The best acting in the movie comes from Jake Gyllenhaal and the special effects in the movie. The weather itself is technically the best character and I felt the most connection with it. Lord knows that Quaid and Ward weren’t given shit in the terms of a script to work with. The scene where Jack Hall announces his theory to the NOAA is one of the corniest scenes I’ve seen in a while. If MST3K comes back in another 20 years, this film – and particularly that scene – is ripe for the picking.
With all of that being said, the core idea of the movie – the "plot" if you will – is an interesting one. Throw away the scientific probability of it all (funny how many sci-fi films require you to ignore the true nature of the the "sci" part isn’t, it?), and what you have is an intriguing concept: what happens if we have a cataclysmic shift in our environment (or anything else that leaves the entire northern hemisphere inhabitable… nuclear war, pollution, etc.) and everyone needs to move to the middle to southern parts of the world where most of the "third-world nations" are? Do we become part of the third world? Do we modernize it? Do they even let us in after all the debt that they owe us and all the times we’ve ignored their revolutions, civil wars, political coups, and genocides? Or do they give us a big "F-U" and turn us away? I think that is the most interesting part of this film – when the government decides to evacuate the southern part of the United States (a decision that made in the film in a totally ludicrously scene that makes it seem like they just decided to go to McDonald’s for lunch…), and Mexico closes its borders to the U.S. until they forgive all debts.

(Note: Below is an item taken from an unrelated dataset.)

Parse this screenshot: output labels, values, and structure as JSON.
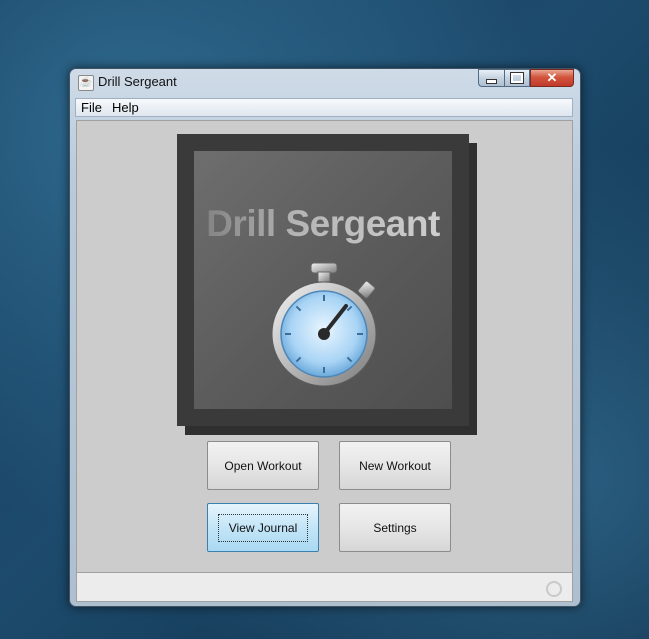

The geo-political impact of massive evacuations from developed countries into third world ones is a really interesting concept, but apparently one that none of the scriptwriters could possibly deal with.
As a result, the movie ends without any closure at all… I guess we are left to think that things will just be hunky-dory…
In my opinion, more time should have been spent on showing the effects of the storm throughout the world and emphasizing the global effects of the change in climates. This was something that the movie Independence Day did very well, showing landmarks from around the world getting attacked. It’s a bit of cliche at this point, but it does help to make an impact. The writers should have simply gotten rid of all the silly subplots and focused more on the struggle of scientists trying to communicate the impending changes, and how governments respond to them. Then the whole geo-political impact could have come into play, and a story line of a family trying to escape the storm into safety of a third-world country and the impact on those countries of a massive immigration would have been a lot more captivating than this crap. It could have still been a big summer blockbuster CGI-effect movie, but with a lot more depth and more interesting.